H
honestmind
Member
- Jul 4, 2024
- 30
It's been a long time since I posted on this forum. I was doing better, now I'm not again. For a couple of months now the thought of suicide has been constant. Today, I drove to a park hoping I could find a tree secluded enough to CTB with FSH. I've already bought the rope- got it a month or so ago. Wasn't secluded enough. I was planning on dying tomorrow. Exhausted by this cycle of choosing a date of dying and not being able to do it because the trees are too visible. Any tips? Frustratingly, I'm still signed up for a therapy appointment on Tuesday. I wish I could talk freely about my intent to kill myself without having to worry about going to inpatient. I have an intent to die but am so far removed from a method I can barely be called a danger to myself. I'd even be happy to talk to an AI if it didn't just shut down whenever I mention suicide. I can't get through this life.

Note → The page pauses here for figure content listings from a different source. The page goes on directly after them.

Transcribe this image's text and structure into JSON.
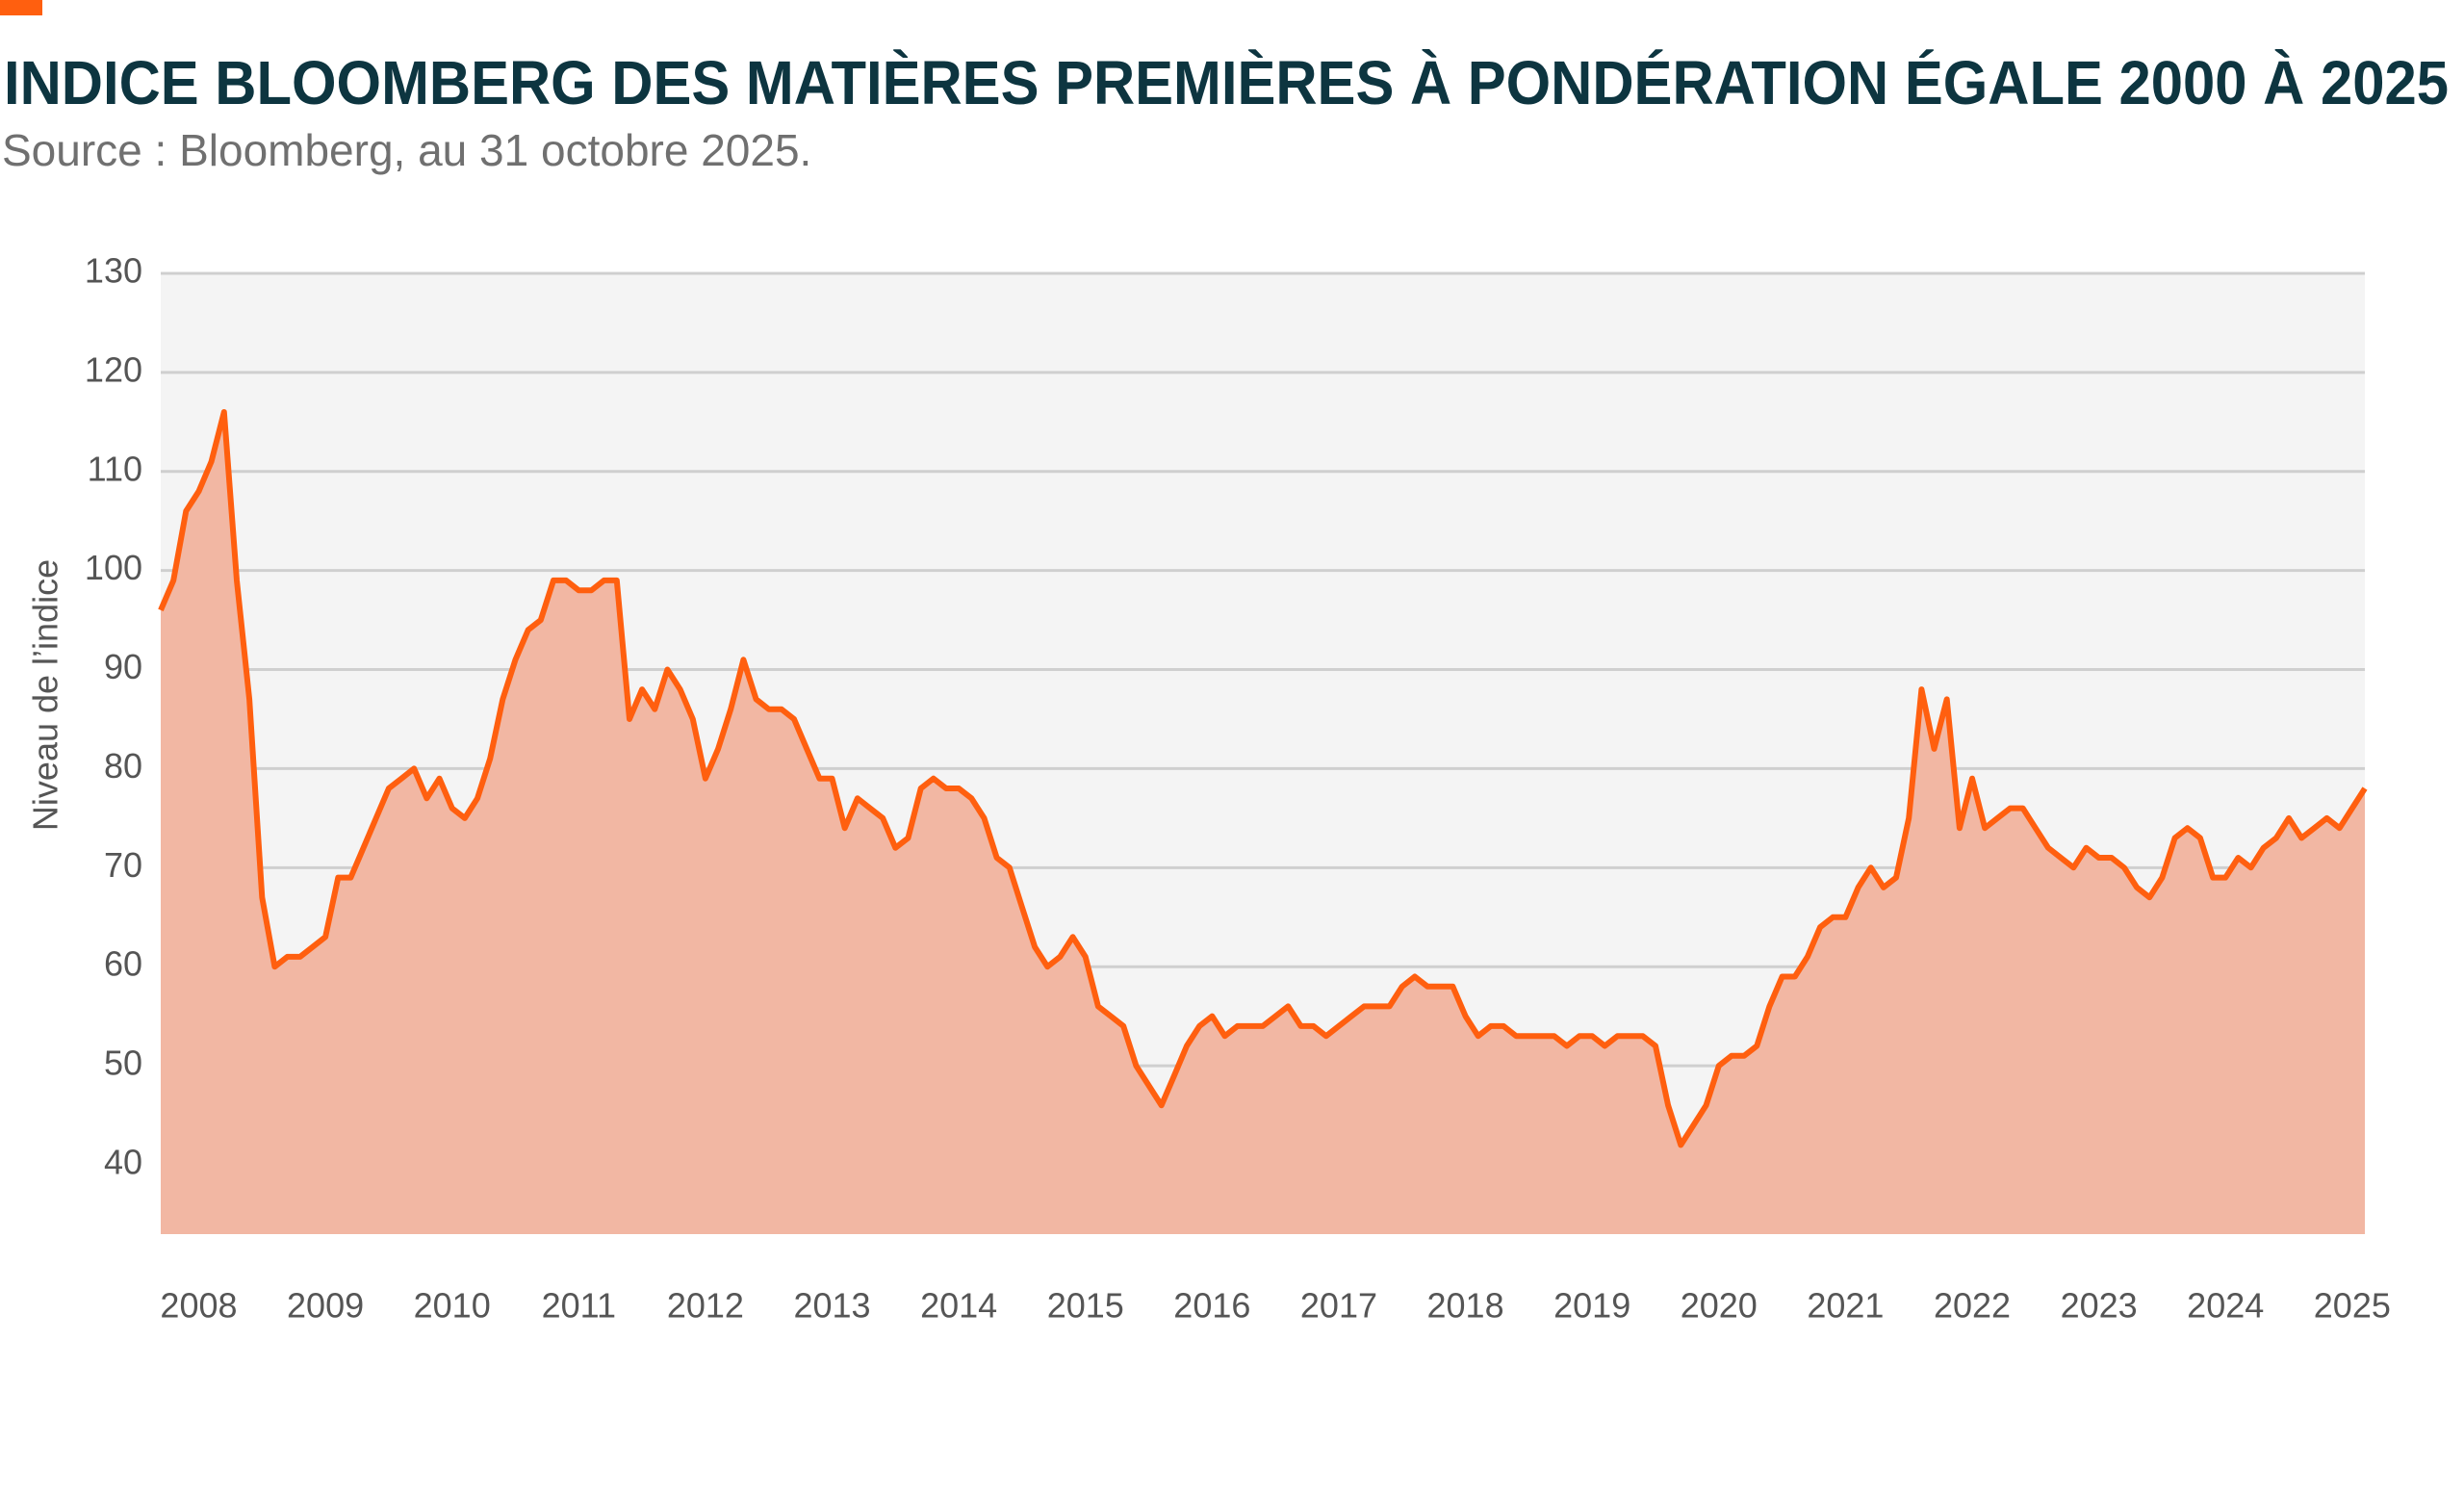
{
  "chart_data": {
    "type": "area",
    "title": "INDICE BLOOMBERG DES MATIÈRES PREMIÈRES À PONDÉRATION ÉGALE 2000 À 2025",
    "subtitle": "Source : Bloomberg, au 31 octobre 2025.",
    "y_label": "Niveau de l’indice",
    "color": "#ff5f0f",
    "fill": "#f2b7a3",
    "grid": true,
    "xlim": [
      2008.2,
      2025.6
    ],
    "xticks": [
      {
        "value": 2008.5,
        "label": "2008"
      },
      {
        "value": 2009.5,
        "label": "2009"
      },
      {
        "value": 2010.5,
        "label": "2010"
      },
      {
        "value": 2011.5,
        "label": "2011"
      },
      {
        "value": 2012.5,
        "label": "2012"
      },
      {
        "value": 2013.5,
        "label": "2013"
      },
      {
        "value": 2014.5,
        "label": "2014"
      },
      {
        "value": 2015.5,
        "label": "2015"
      },
      {
        "value": 2016.5,
        "label": "2016"
      },
      {
        "value": 2017.5,
        "label": "2017"
      },
      {
        "value": 2018.5,
        "label": "2018"
      },
      {
        "value": 2019.5,
        "label": "2019"
      },
      {
        "value": 2020.5,
        "label": "2020"
      },
      {
        "value": 2021.5,
        "label": "2021"
      },
      {
        "value": 2022.5,
        "label": "2022"
      },
      {
        "value": 2023.5,
        "label": "2023"
      },
      {
        "value": 2024.5,
        "label": "2024"
      },
      {
        "value": 2025.5,
        "label": "2025"
      }
    ],
    "ylim": [
      33,
      130
    ],
    "yticks": [
      40,
      50,
      60,
      70,
      80,
      90,
      100,
      110,
      120,
      130
    ],
    "x": [
      2008.2,
      2008.3,
      2008.4,
      2008.5,
      2008.6,
      2008.7,
      2008.8,
      2008.9,
      2009.0,
      2009.1,
      2009.2,
      2009.3,
      2009.4,
      2009.5,
      2009.6,
      2009.7,
      2009.8,
      2009.9,
      2010.0,
      2010.1,
      2010.2,
      2010.3,
      2010.4,
      2010.5,
      2010.6,
      2010.7,
      2010.8,
      2010.9,
      2011.0,
      2011.1,
      2011.2,
      2011.3,
      2011.4,
      2011.5,
      2011.6,
      2011.7,
      2011.8,
      2011.9,
      2012.0,
      2012.1,
      2012.2,
      2012.3,
      2012.4,
      2012.5,
      2012.6,
      2012.7,
      2012.8,
      2012.9,
      2013.0,
      2013.1,
      2013.2,
      2013.3,
      2013.4,
      2013.5,
      2013.6,
      2013.7,
      2013.8,
      2013.9,
      2014.0,
      2014.1,
      2014.2,
      2014.3,
      2014.4,
      2014.5,
      2014.6,
      2014.7,
      2014.8,
      2014.9,
      2015.0,
      2015.1,
      2015.2,
      2015.3,
      2015.4,
      2015.5,
      2015.6,
      2015.7,
      2015.8,
      2015.9,
      2016.0,
      2016.1,
      2016.2,
      2016.3,
      2016.4,
      2016.5,
      2016.6,
      2016.7,
      2016.8,
      2016.9,
      2017.0,
      2017.1,
      2017.2,
      2017.3,
      2017.4,
      2017.5,
      2017.6,
      2017.7,
      2017.8,
      2017.9,
      2018.0,
      2018.1,
      2018.2,
      2018.3,
      2018.4,
      2018.5,
      2018.6,
      2018.7,
      2018.8,
      2018.9,
      2019.0,
      2019.1,
      2019.2,
      2019.3,
      2019.4,
      2019.5,
      2019.6,
      2019.7,
      2019.8,
      2019.9,
      2020.0,
      2020.1,
      2020.2,
      2020.3,
      2020.4,
      2020.5,
      2020.6,
      2020.7,
      2020.8,
      2020.9,
      2021.0,
      2021.1,
      2021.2,
      2021.3,
      2021.4,
      2021.5,
      2021.6,
      2021.7,
      2021.8,
      2021.9,
      2022.0,
      2022.1,
      2022.2,
      2022.3,
      2022.4,
      2022.5,
      2022.6,
      2022.7,
      2022.8,
      2022.9,
      2023.0,
      2023.1,
      2023.2,
      2023.3,
      2023.4,
      2023.5,
      2023.6,
      2023.7,
      2023.8,
      2023.9,
      2024.0,
      2024.1,
      2024.2,
      2024.3,
      2024.4,
      2024.5,
      2024.6,
      2024.7,
      2024.8,
      2024.9,
      2025.0,
      2025.1,
      2025.2,
      2025.3,
      2025.4,
      2025.5,
      2025.6
    ],
    "values": [
      96,
      99,
      106,
      108,
      111,
      116,
      99,
      87,
      67,
      60,
      61,
      61,
      62,
      63,
      69,
      69,
      72,
      75,
      78,
      79,
      80,
      77,
      79,
      76,
      75,
      77,
      81,
      87,
      91,
      94,
      95,
      99,
      99,
      98,
      98,
      99,
      99,
      85,
      88,
      86,
      90,
      88,
      85,
      79,
      82,
      86,
      91,
      87,
      86,
      86,
      85,
      82,
      79,
      79,
      74,
      77,
      76,
      75,
      72,
      73,
      78,
      79,
      78,
      78,
      77,
      75,
      71,
      70,
      66,
      62,
      60,
      61,
      63,
      61,
      56,
      55,
      54,
      50,
      48,
      46,
      49,
      52,
      54,
      55,
      53,
      54,
      54,
      54,
      55,
      56,
      54,
      54,
      53,
      54,
      55,
      56,
      56,
      56,
      58,
      59,
      58,
      58,
      58,
      55,
      53,
      54,
      54,
      53,
      53,
      53,
      53,
      52,
      53,
      53,
      52,
      53,
      53,
      53,
      52,
      46,
      42,
      44,
      46,
      50,
      51,
      51,
      52,
      56,
      59,
      59,
      61,
      64,
      65,
      65,
      68,
      70,
      68,
      69,
      75,
      88,
      82,
      87,
      74,
      79,
      74,
      75,
      76,
      76,
      74,
      72,
      71,
      70,
      72,
      71,
      71,
      70,
      68,
      67,
      69,
      73,
      74,
      73,
      69,
      69,
      71,
      70,
      72,
      73,
      75,
      73,
      74,
      75,
      74,
      76,
      78
    ]
  }
}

I can't even buy a gun because I had a psychotic episode for the first time and was involuntarily taken to inpatient by the police. Currently living with my mom so I'm not able to CTB with SN and there are no anchor points in the apartment. Trying partial feels like a one in a million chance of success but maybe it's my last hope. It's a draining feeling being done with life but still carrying on with the day. No dreams or anything other than getting out of here so there's no motivation to set goals and get to a better place like my mom wants me to. I'm 23, dropped out of college, unemployed, barely have friends, getting fat, and have no idea what to do anymore.